Steak de Burgo is a Des Moines invention whose early history is genuinely contested rather than merely fuzzy. The two longest-standing claims belong to a pair of Italian-American restaurants. Vic's Tally Ho, run by Vic Tallerico, is often cited as the oldest record, with accounts placing a version on the menu in the 1930s, before the war. Johnny & Kay's, opened by Johnny Compiano in 1946, is the name most often attached to the dish's fame; family tradition holds that Compiano picked it up while stationed in New Orleans with the Coast Guard during the war and brought it home. Both stories circulate widely, neither is settled, and the evidence is thin enough that it is fair to leave the question open.

A second thread reaches past Iowa entirely.

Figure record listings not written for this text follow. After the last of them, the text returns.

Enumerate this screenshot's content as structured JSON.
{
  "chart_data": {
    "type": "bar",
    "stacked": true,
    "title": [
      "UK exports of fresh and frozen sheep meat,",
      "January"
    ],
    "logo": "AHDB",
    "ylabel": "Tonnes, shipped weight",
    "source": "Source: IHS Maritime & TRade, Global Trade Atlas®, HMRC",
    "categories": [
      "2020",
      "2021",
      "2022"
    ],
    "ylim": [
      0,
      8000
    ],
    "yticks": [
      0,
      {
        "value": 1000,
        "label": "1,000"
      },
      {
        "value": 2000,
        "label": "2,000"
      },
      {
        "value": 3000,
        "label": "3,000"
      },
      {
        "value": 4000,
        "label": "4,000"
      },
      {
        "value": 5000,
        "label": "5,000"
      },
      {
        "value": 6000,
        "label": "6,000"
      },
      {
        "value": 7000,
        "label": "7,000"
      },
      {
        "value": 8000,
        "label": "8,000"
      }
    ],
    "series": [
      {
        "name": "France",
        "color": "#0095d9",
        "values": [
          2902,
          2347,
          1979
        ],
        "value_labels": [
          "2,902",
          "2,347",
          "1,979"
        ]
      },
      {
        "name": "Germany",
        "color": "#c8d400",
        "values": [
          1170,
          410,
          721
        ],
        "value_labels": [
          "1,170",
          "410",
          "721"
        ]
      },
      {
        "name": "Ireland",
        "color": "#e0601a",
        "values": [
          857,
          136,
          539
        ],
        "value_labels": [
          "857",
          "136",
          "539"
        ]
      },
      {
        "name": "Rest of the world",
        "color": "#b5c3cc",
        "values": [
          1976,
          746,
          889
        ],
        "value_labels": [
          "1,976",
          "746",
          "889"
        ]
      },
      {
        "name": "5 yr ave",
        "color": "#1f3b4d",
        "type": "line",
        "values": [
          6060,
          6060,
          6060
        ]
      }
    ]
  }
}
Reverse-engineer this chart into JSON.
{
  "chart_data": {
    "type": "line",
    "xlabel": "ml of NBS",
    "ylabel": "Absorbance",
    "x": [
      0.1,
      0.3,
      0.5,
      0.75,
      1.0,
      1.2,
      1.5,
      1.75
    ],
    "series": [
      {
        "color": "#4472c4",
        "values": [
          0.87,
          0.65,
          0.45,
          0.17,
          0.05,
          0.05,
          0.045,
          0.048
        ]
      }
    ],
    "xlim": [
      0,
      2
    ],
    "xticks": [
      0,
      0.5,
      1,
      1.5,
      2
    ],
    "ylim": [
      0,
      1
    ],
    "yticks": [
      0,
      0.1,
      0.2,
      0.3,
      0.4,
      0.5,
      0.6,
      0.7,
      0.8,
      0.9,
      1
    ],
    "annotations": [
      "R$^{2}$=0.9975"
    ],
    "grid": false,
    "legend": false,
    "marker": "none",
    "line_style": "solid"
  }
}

Both restaurateurs grew up around Francis Avenue, a Des Moines neighborhood that drew Catalonian immigrants leaving Spain during the Franco years, and one theory holds that the garlicky sauce descends from the aioli those families brought with them, the name a later nod to the Spanish city of Burgos. It is a plausible line and an unproven one, the kind of origin that gets repeated because it is satisfying rather than because it is documented. The cream-versus-butter divide may be a downstream echo of that uncertainty, with each restaurant codifying its own reading.

What is not in dispute is the reach. The dish was set down in print in a 1964 Better Homes and Gardens cookbook titled Famous Foods from Famous Places, which credited Johnny & Kay's and walked through sautéing basil and garlic in butter before cooking the tenderloin in that seasoned fat, four minutes a side for rare. By then it had spread from whatever single kitchen first plated it to nearly every steak house in town, each tuning the formula to its own house style. The most-photographed of those renditions belongs to Tursi's Latin King, the long-running Italian restaurant whose plate crowns the filet with a single grilled mushroom cap in a pool of butter sauce, a flourish no recipe demanded and the city has come to read as the dish's signature. The sandwich is a late and local move on all of it, taking a plate that never left central Iowa and handing it a roll to ride in.